No llamaba nadie, por supuesto, era un acto reflejo, relacionado con mis últimos cambios de identidad en los internetes. Al final encontré un correo que me gustaba más que anticuario, y pese a estar muerto y enterrado no podía dejar de joderle abandonar el protagonismo que siempre ha tenido. Me hubiera gustado darle un vinico, y como lo tenía se lo di. Dejé el ordenador y me senté conmigo mismo en el salón, encendí la tele y le quité el volumen. En silencio mucho mejor. Un acto reflejo puede tener una ingente cantidad de sed, pese a serlo. Llevo tanto tiempo en medio de esta despedida que no tengo muy claro cómo hacerla efectiva de una vez por todas. Pero es lo que tienen las despedidas que no se quieren del todo: que tardan. Pero tampoco se quieren evitar, así que tarde o temprano suceden. A eso vamos.

Ah… las despedidas…

Es mejor cuando tienes algo que hacer, porque entonces a la despedida le puedes asignar un tiempo: «tengo media hora para esto, disfruta el vino». El tipo me mira con el abandono de un condón en medio de la nada en el campo. Con esa cosa de «qué va a ser ahora de mí» que dificulta las cosas y las hace trabajosas. Con ese tipo de chantaje psicológico, no sé si lo explico bien. Abre un litro imaginario y le da un largo sorbo y me sigue mirando, como si pudiera resolver algo con eso. No tiene nada que decirme porque no tenemos ya nada que decirnos. Eso es todo. Es complicado de explicar pero eso es todo. Como no puedo hacer nada con él le cuento mis planes. Le digo que el finde estaré en Santander tocando con Surf & Sun. Asiente. Le digo que el finde siguiente estaré con Torroroso, que se acerca desde Barna para pasar un finde aquí en mitad de la nada. Asiente. Le digo que he vuelto a coger la guitarra y que parece que van saliendo cositas, que llevo casi 200 páginas de «El año que no follamos» y todavía no me parece que esté escribiendo una mala novela. Asiente. Le digo que tengo varios curretes en diseño web. Asiente. Le digo que empiezo mañana el Nanowrimo, y que aunque esta semana no voy a poder hacer mucho espero poder recuperarme la semana que viene.
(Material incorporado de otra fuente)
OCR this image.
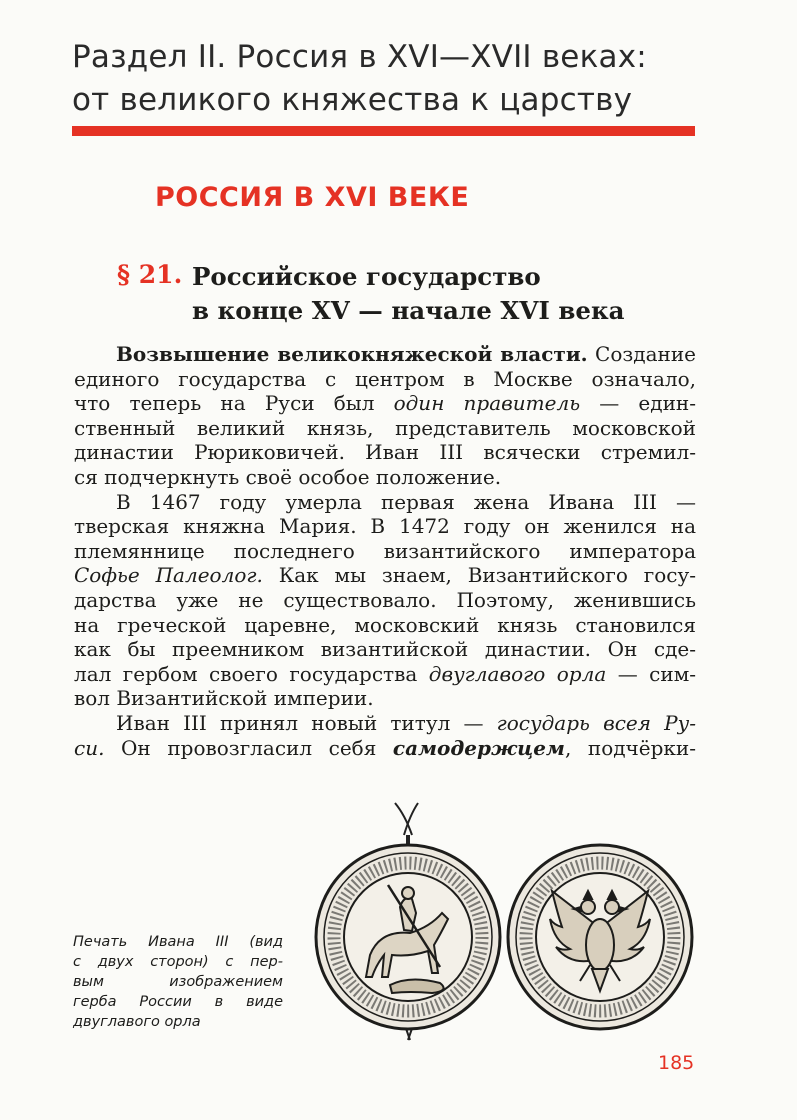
Раздел II. Россия в XVI—XVII веках:
от великого княжества к царству
РОССИЯ В XVI ВЕКЕ
§ 21. Российское государство
в конце XV — начале XVI века
Возвышение великокняжеской власти. Создание
единого государства с центром в Москве означало,
что теперь на Руси был один правитель — един-
ственный великий князь, представитель московской
династии Рюриковичей. Иван III всячески стремил-
ся подчеркнуть своё особое положение.
В 1467 году умерла первая жена Ивана III —
тверская княжна Мария. В 1472 году он женился на
племяннице последнего византийского императора
Софье Палеолог. Как мы знаем, Византийского госу-
дарства уже не существовало. Поэтому, женившись
на греческой царевне, московский князь становился
как бы преемником византийской династии. Он сде-
лал гербом своего государства двуглавого орла — сим-
вол Византийской империи.
Иван III принял новый титул — государь всея Ру-
си. Он провозгласил себя самодержцем, подчёрки-
Печать Ивана III (вид
с двух сторон) с пер-
вым изображением
герба России в виде
двуглавого орла
185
Asiente.

No tiene sentido hablar de nada, así que me callo.

Él se toma su cerveza, yo le pego duro al vino. Espero a que la media hora asignada se agote. Cuando llega el momento apaga el cigarro en un cenicero inexistente y me da un abrazo. Se lo devuelvo. Le acompaño a la puerta, que además permite que las cosas salgan de este multiverso personal. Me mira en el dintel, pero ni siquiera entonces tiene algo que decirme, y se da media vuelta hacia el ascensor. Al final le cojo y le abro el sofá-cama y le digo que se quedé ahí un tiempo, lo que necesite. Cierro la puerta, escribo esto y vuelvo a preparar las canciones del sábado.
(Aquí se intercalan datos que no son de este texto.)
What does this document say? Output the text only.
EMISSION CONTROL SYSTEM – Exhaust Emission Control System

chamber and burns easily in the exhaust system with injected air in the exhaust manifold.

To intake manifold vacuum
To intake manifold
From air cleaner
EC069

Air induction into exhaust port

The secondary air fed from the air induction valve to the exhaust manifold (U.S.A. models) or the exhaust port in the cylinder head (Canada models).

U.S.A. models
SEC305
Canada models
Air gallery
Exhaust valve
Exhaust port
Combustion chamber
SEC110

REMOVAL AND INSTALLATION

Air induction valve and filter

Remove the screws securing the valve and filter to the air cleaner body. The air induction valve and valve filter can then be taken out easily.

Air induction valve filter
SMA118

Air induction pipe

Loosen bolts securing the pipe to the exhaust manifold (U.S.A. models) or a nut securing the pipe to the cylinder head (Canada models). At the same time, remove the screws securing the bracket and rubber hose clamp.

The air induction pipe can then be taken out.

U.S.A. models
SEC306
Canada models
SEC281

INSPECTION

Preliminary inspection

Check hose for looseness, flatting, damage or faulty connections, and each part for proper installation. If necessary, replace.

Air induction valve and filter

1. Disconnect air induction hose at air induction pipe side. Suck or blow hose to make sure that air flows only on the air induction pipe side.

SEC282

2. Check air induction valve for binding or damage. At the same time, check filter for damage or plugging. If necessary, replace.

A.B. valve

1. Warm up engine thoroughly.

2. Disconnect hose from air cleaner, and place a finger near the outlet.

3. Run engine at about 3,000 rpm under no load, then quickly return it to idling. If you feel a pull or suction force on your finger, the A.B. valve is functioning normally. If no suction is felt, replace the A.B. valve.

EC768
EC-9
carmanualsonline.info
Quién sabe. Llevo un tiempo viviendo, y hay cosas que se quedan como sacos adosados a mis costados. Nunca comprendo muy bien por qué no me deshago de ellas. Pero tampoco por qué debería hacerlo. Al final lo único que sigue sucediendo siempre es la vida. Eso no hay manera deseable de evitarlo. Lo demás es elección nuestra.

2 comentarios

  1. Me ha encantado. De los mejores tuyos que he leído últimamente. No sé si por el texto en sí o por el optimismo entre líneas.